Mas a presença do partido de extrema-direita de Frauke Petry (o AfD, Alternativa para a Alemanha) numa terceira posição em consolidação acaba por ser uma nota dissonante das sondagens – pelo menos para quem se esquecer que a Alemanha foi sempre palco de alguma radicalização: tinha o maior partido comunista do mundo (sem contar o da União Soviética) no período entre as duas guerras, teve a ascensão de Hitler, teve as brigadas Baader-Meinhof e tem ‘grupelhos’ nazis no ativo para quase todos os gostos.
Quem já parece ter ultrapassado a fase de consolidação é o Partido para a Liberdade, do holandês Geert Wilders, que surge muito destacado nas sondagens e tem fundadas esperanças de ‘limpar’ as eleições parlamentares de 15 de março próximo. As suas declarações sobre a imigração e a presença do Islão na Europa assustaram os partidos tradicionais europeus, mas quando em 2010 – depois da surpresa da sua ascensão meteórica junto dos media – Geert Wilders não foi além de um terceiro lugar, os ânimos serenaram. Cedo demais: sete anos volvidos, o partido de extrema-direita pode bem vir a tomar o poder no país.
Grillo e companhia
Beppe Grillo, o líder do Movimento 5 Estrelas, pode ter um ar um pouco desgrenhado e usar roupas um pouco desmazeladas, mas Virgínia Raggi – que se tornou presidente da câmara de Roma pelo partido – está muito longe disso, e a sua imagem ajudou a consolidar a perceção de que o movimento é de facto uma alternativa credível. O resultado está à vista, e os cerca de três pontos percentuais que o M5E tem em desvantagem para com o Partido Democrático são, na prática, demasiado pouco para descansar a nova esquerda acantonada atrás de Matteo Renzi.

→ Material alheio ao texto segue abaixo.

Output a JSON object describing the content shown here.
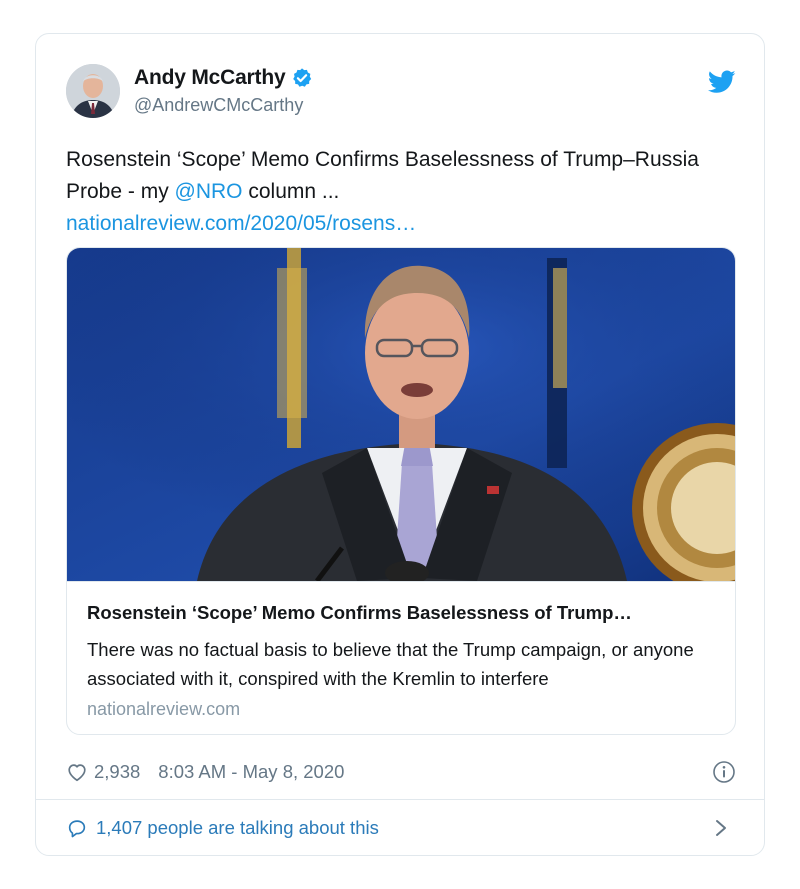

O que afasta a Itália da generalidade da Europa é a posição da direita nacionalista e autoritária – que, com Sílvio Berlusconi, esteve várias vezes no poder, mas que tem vindo a afundar-se junto do eleitorado. O que quer dizer que os italianos reconhecem poucas qualidades nos líderes atuais da direita e, principalmente, não lhes perdoam o facto de terem tentado ‘matar’ o ‘pai’ Berlusconi quando ele entendeu que devia sair de cena.